Digitization for All
You don’t have to be an engineer to be a part of the digital economy. Digitization will shape all companies into becoming technology companies.

Almost Heaven
“Everything I’ve ever been able to achieve is because of you,” Smith remarked in talking about his home state of West Virginia. He also praised his alma mater, Marshall University and its mantra, “We Are Marshall.”  Smith is investing in his home state and in the university to bring about an entrepreneurial culture. 

Eyes on China
Although Intuit isn’t in China as a company, Smith looks to China as a source of inspiration for new ideas.
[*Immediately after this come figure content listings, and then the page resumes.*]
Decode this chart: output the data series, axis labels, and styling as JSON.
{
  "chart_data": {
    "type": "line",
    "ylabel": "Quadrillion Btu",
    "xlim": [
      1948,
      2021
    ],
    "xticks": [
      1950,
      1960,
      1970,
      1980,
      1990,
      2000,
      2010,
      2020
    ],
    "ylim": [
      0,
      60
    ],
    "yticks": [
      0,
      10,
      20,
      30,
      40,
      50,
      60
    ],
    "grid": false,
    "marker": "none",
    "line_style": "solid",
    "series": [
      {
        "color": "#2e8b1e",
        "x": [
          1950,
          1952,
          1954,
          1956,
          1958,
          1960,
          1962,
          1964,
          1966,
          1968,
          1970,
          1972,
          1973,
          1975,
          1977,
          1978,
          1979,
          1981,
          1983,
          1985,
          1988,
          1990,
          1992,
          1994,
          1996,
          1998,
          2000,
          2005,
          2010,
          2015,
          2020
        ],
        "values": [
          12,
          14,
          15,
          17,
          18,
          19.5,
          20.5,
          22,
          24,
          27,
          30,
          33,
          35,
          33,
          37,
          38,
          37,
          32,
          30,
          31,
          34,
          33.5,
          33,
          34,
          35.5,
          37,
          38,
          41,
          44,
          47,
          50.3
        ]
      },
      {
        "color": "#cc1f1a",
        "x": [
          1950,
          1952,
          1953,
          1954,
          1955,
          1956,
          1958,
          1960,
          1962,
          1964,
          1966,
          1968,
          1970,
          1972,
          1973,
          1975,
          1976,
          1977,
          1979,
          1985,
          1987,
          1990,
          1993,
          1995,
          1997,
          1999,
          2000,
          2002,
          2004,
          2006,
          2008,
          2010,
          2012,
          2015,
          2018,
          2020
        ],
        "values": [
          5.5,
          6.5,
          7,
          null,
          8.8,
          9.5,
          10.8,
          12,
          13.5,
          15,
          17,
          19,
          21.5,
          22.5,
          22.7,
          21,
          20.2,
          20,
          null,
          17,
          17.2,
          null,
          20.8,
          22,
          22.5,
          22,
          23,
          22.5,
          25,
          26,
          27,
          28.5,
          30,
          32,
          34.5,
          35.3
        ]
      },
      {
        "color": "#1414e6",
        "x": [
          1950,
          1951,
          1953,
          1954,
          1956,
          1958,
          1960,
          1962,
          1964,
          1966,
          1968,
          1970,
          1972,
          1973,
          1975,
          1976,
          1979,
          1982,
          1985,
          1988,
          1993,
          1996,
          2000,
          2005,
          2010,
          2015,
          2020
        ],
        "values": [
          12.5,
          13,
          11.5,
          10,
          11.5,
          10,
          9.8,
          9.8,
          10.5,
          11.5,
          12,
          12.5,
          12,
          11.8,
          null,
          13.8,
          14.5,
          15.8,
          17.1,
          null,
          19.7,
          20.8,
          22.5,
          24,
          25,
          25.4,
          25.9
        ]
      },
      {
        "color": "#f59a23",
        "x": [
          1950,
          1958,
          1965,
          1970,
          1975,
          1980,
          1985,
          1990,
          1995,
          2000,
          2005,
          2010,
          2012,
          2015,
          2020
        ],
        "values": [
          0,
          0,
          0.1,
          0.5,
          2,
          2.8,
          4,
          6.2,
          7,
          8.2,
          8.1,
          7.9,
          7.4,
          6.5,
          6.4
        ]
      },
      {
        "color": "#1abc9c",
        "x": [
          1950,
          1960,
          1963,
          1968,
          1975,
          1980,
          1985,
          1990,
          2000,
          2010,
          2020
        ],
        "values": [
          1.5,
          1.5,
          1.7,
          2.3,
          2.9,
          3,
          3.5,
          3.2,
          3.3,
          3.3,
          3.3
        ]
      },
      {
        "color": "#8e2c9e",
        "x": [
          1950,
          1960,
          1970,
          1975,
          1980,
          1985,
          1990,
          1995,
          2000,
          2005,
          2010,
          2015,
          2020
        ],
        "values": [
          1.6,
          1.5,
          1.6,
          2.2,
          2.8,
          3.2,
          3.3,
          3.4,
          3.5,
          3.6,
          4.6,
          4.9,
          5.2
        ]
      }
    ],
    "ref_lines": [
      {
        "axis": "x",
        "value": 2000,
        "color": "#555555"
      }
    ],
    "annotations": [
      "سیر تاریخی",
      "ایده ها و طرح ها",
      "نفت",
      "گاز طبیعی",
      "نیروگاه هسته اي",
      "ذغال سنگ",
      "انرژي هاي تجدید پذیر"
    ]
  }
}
He said China is producing results that cannot be ignored and the U.S. needs to recognize what’s happening and use these learnings to continue to make strides in innovation. A decade ago, in his travels to Asia, Smith would see Silicon Valley ideas being replicated. Now in Asia, especially in China, he sees design thinking being applied to create their own big successes.

5 P’s

Smith crystalized his learnings for leadership success:

Potential  – A manager coaches performance. A leader inspires.

Purpose – A mission or shared goal gets everybody thinking about “looking out the windshield instead of down at the dashboard."

People – Team players are worth more than great players

Playbook – A methodology or playbook is needed so everybody in the organization can be taught it and be expected to apply it daily.

Pay it Forward – Take what you found and leave it better than you found it, whether it’s your company or your community.

  

Bio: 

Brad D. Smith is Intuit's executive chairman and is chairman of Nordstorm's board of directors as well as a board director of SurveyMonkey. Smith led Intuit’s transformation from a North American desktop software company to a global, cloud-based product and platform company. During his 11 years as Intuit’s CEO, he nearly doubled the company’s revenue and increased its stock price more than 500% while Intuit received several awards for best places to work. In 2018, he co-founded The Wing 2 Wing Foundation with his wife, Alys. The organization’s goal is to advance the great equalizers of education and entrepreneurship in underserved regions. Smith received his BA in marketing from Marshall University in 1986, followed by his MA in leadership development from Aquinas College in 1991. He resides in Menlo Park, CA.